I told him that he would have to finance his dream in a more creative and perhaps nontraditional way.

 

Because of his friendly & pleasing personality the young man had made contact in the restaurant he managed with several successful business men, and felt that he could contact them for financial help.  I advised him that realistically to attract anyone to invest in his venture, he would need a buttoned-up business plan, complete with sales projections, and showing a solid return on investment.

 

 

 

A Limited Partnership was created with our client as the General Partner.
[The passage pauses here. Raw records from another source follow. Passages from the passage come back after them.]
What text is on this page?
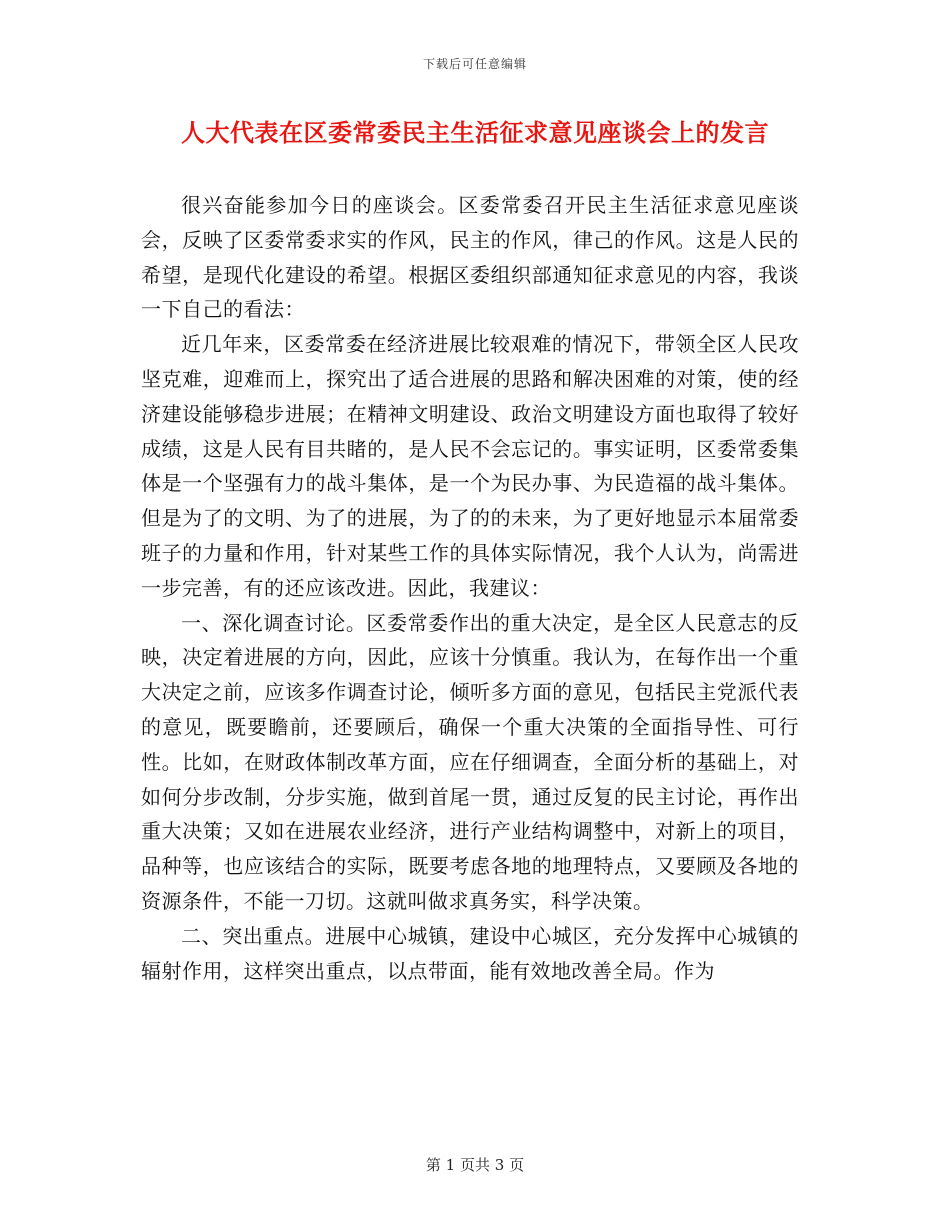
下载后可任意编辑
人大代表在区委常委民主生活征求意见座谈会上的发言

很兴奋能参加今日的座谈会。区委常委召开民主生活征求意见座谈会，反映了区委常委求实的作风，民主的作风，律己的作风。这是人民的希望，是现代化建设的希望。根据区委组织部通知征求意见的内容，我谈一下自己的看法：

近几年来，区委常委在经济进展比较艰难的情况下，带领全区人民攻坚克难，迎难而上，探究出了适合进展的思路和解决困难的对策，使的经济建设能够稳步进展；在精神文明建设、政治文明建设方面也取得了较好成绩，这是人民有目共睹的，是人民不会忘记的。事实证明，区委常委集体是一个坚强有力的战斗集体，是一个为民办事、为民造福的战斗集体。但是为了的文明、为了的进展，为了的的未来，为了更好地显示本届常委班子的力量和作用，针对某些工作的具体实际情况，我个人认为，尚需进一步完善，有的还应该改进。因此，我建议：

一、深化调查讨论。区委常委作出的重大决定，是全区人民意志的反映，决定着进展的方向，因此，应该十分慎重。我认为，在每作出一个重大决定之前，应该多作调查讨论，倾听多方面的意见，包括民主党派代表的意见，既要瞻前，还要顾后，确保一个重大决策的全面指导性、可行性。比如，在财政体制改革方面，应在仔细调查，全面分析的基础上，对如何分步改制，分步实施，做到首尾一贯，通过反复的民主讨论，再作出重大决策；又如在进展农业经济，进行产业结构调整中，对新上的项目，品种等，也应该结合的实际，既要考虑各地的地理特点，又要顾及各地的资源条件，不能一刀切。这就叫做求真务实，科学决策。

二、突出重点。进展中心城镇，建设中心城区，充分发挥中心城镇的辐射作用，这样突出重点，以点带面，能有效地改善全局。作为

第 1 页共 3 页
His investors would be the Limited Partners, and as such would have no liability other than the cash they invested.  As the General Partner, our client would be responsible for all the company’s liabilities.  However, on a more positive note, as the General Partner he would also have complete control of operational and business decisions.

 

In order to make the investment attractive, the business plan would first have to sell investors on the restaurants concept, and strong financial projections.  Financial projections were based on the locations demographics and our client’s restaurant management experience.  Based on the Business plan projections the project appeared to have every chance of success.

 

A restaurant investment is considered to be risky.  Therefore the investment plan would have to offer an aggressive return on investment.  The plan that we devised for the client consisted of the following:  the investors would put up 100% of the needed cash and, in return, receive 80% of the equity.  The client, as General Partner, would initially have a 20% ‘founders’ stock.  The investors’ financial return was based on a time factor for doubling their money.  They would receive an ongoing payment equal to 15% of their investment after two years, if they had not doubled their initial investment by then.  When they had doubled their initial investment, the ownership would then be reversed and our client would own 80% and investors would own and receive 20% ownership.

 

Obviously there was great incentive on the clients part to make the restaurant successful — and as quickly as possible.  By hard work and good fortune our client was able to double the investor’s money within the first year of the restaurant’s operation.    Also, because the investors financed 100% of the venture, the company had no bank loans to amortize and interest to pay.